Des tarifs de stationnement qui explosent
Depuis plusieurs années, les municipalités ont considérablement augmenté les tarifs du stationnement en voirie. Dans certaines villes, le prix d’une heure de stationnement a doublé, voire triplé. A Paris jusqu’à 12,5 € de l’heure. Officiellement, ces hausses sont justifiées par des objectifs de régulation du trafic ou de transition écologique : l’idée est de décourager l’usage de la voiture et de favoriser les transports en commun. A Paris ce sont les bobos de centre-ville qui ne souhaitent plus voir de banlieusards car ils ont de vieille voiture, ne sont pas du même monde et sentent mauvais. C’est tellement plus confortable de rester entre propriétaires d’appartements à 20 000 euros du mètre carré. Pour les automobilistes qui n’ont pas d’alternative, habitants, artisans, visiteurs ou familles, le stationnement devient simplement une dépense supplémentaire, parfois très lourde. Pourtant, le véritable problème n’est pas seulement le prix. Il réside aussi dans la manière dont le paiement est désormais organisé.
La disparition progressive des horodateurs
Dans de nombreuses rues, les horodateurs ont été supprimés ou fortement espacés. Là où l’on trouvait autrefois un appareil tous les cinquante ou cent mètres, il faut désormais parfois parcourir plusieurs centaines de mètres pour en localiser un. Dans certains cas, ils ont même totalement disparu au profit d’un paiement exclusivement numérique via des applications mobiles. Sur le papier, l’idée paraît moderne et pratique. Dans la réalité, elle crée de nombreuses difficultés. Tous les automobilistes ne disposent pas de ces applications, certains ne souhaitent pas enregistrer leurs coordonnées bancaires, et les touristes ou visiteurs occasionnels ignorent souvent quelle application utiliser. Résultat : on peut se garer facilement… mais il devient étonnamment compliqué de payer.
Un système qui pousse à l’erreur
Lorsque le paiement devient difficile ou incertain, de nombreux conducteurs se retrouvent dans une situation absurde. Faut-il marcher dix minutes pour trouver un horodateur ? Faut-il télécharger une application inconnue en urgence sur le trottoir ? Faut-il simplement renoncer à payer en espérant que le contrôle ne passera pas ? Dans beaucoup de cas, les automobilistes ne cherchent pas à frauder : ils se retrouvent simplement face à un système devenu inutilement complexe. Et c’est précisément là que le mécanisme devient redoutablement efficace, car les contrôles, eux, n’ont évidemment pas disparu.

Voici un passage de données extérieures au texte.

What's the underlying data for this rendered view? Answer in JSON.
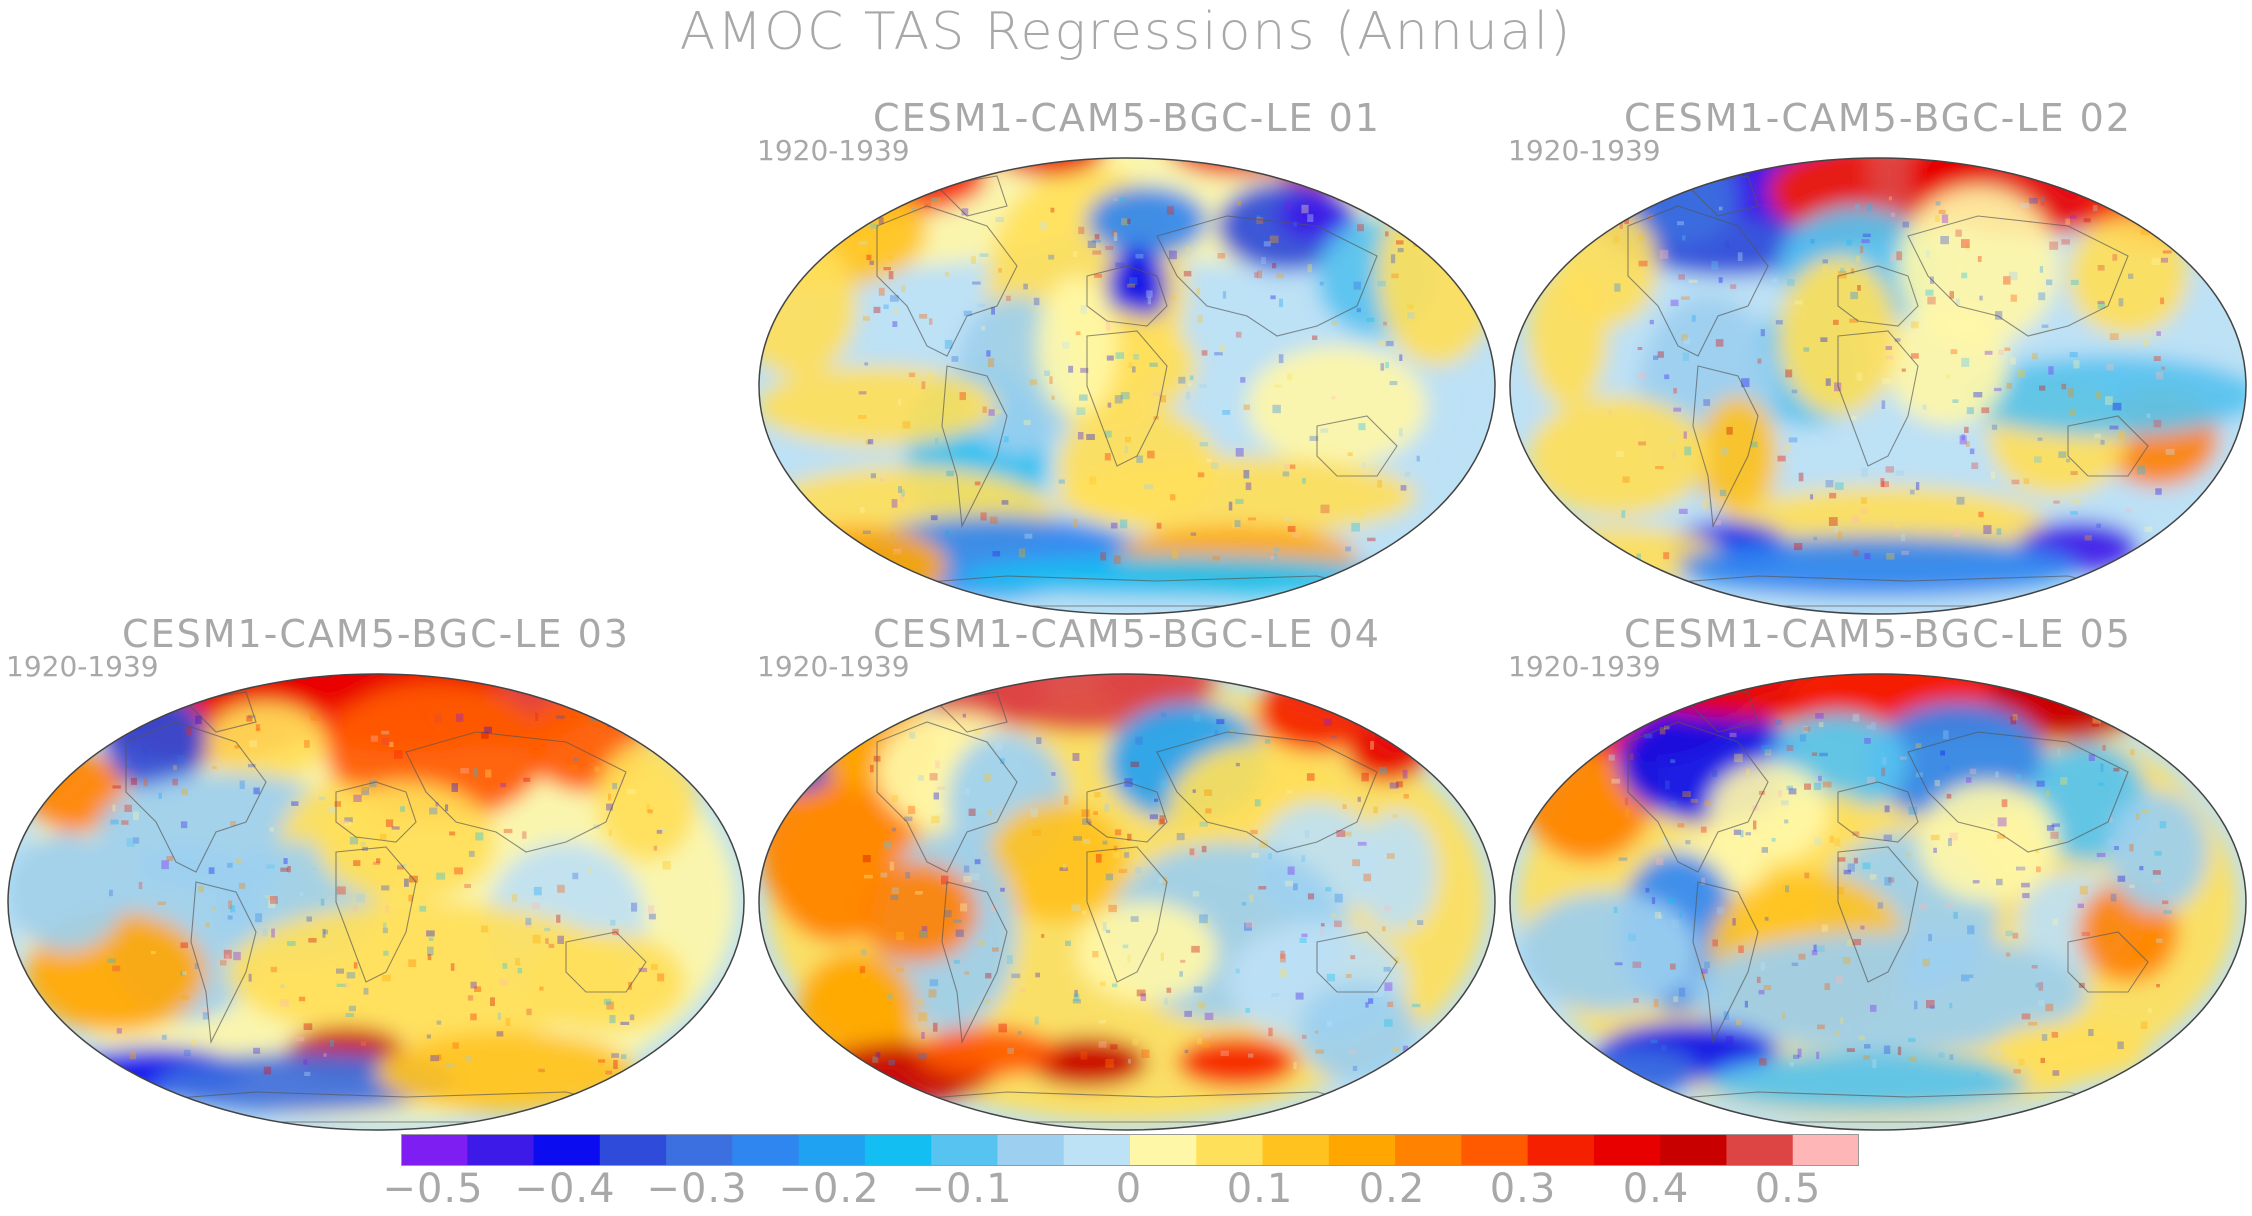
{
  "title": "AMOC TAS Regressions (Annual)",
  "panels": [
    {
      "title": "CESM1-CAM5-BGC-LE 01",
      "period": "1920-1939"
    },
    {
      "title": "CESM1-CAM5-BGC-LE 02",
      "period": "1920-1939"
    },
    {
      "title": "CESM1-CAM5-BGC-LE 03",
      "period": "1920-1939"
    },
    {
      "title": "CESM1-CAM5-BGC-LE 04",
      "period": "1920-1939"
    },
    {
      "title": "CESM1-CAM5-BGC-LE 05",
      "period": "1920-1939"
    }
  ],
  "colorbar": {
    "colors": [
      "#7f1ef2",
      "#3d1ae8",
      "#0c0cf0",
      "#2e4bd9",
      "#3c6fe0",
      "#2f86f0",
      "#1fa2f2",
      "#13bff2",
      "#56c3f0",
      "#9ccff0",
      "#bde1f5",
      "#fff7a8",
      "#ffe05a",
      "#ffc21e",
      "#ffa600",
      "#ff8200",
      "#ff5a00",
      "#f52000",
      "#e80000",
      "#c80000",
      "#dd4444",
      "#ffb6b6"
    ],
    "tick_labels": [
      "-0.5",
      "-0.4",
      "-0.3",
      "-0.2",
      "-0.1",
      "0",
      "0.1",
      "0.2",
      "0.3",
      "0.4",
      "0.5"
    ]
  },
  "map_style": {
    "ocean_base": "#bde1f5",
    "coast": "#555555",
    "outline": "#444444"
  }
}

L’amende comme recette garantie
Dans ce nouveau modèle, la sanction devient presque mécanique. Les automobilistes qui n’ont pas réussi à payer ou qui ont renoncé face à la complexité du système se retrouvent rapidement confrontés au forfait post-stationnement. 150 euros pour n’avoir pas su trouver l’horodateur. Pour les collectivités, ces amendes représentent une source de recettes importante et régulière. La logique devient alors troublante : plus le paiement est difficile, plus la probabilité d’infraction augmente. Beaucoup d’automobilistes ont désormais le sentiment d’être pris dans un dispositif conçu non pour faciliter le paiement du stationnement, mais pour multiplier les contraventions. La ville affirme moderniser la gestion du stationnement, mais sur le terrain, de nombreux conducteurs ont plutôt l’impression d’être face à une machine à amendes parfaitement huilée. Comme ça nos banlieusards pauvres participent au financement de pistes cyclables qu’ils ne peuvent pas utiliser ou de travaux fait pour compliquer la circulation.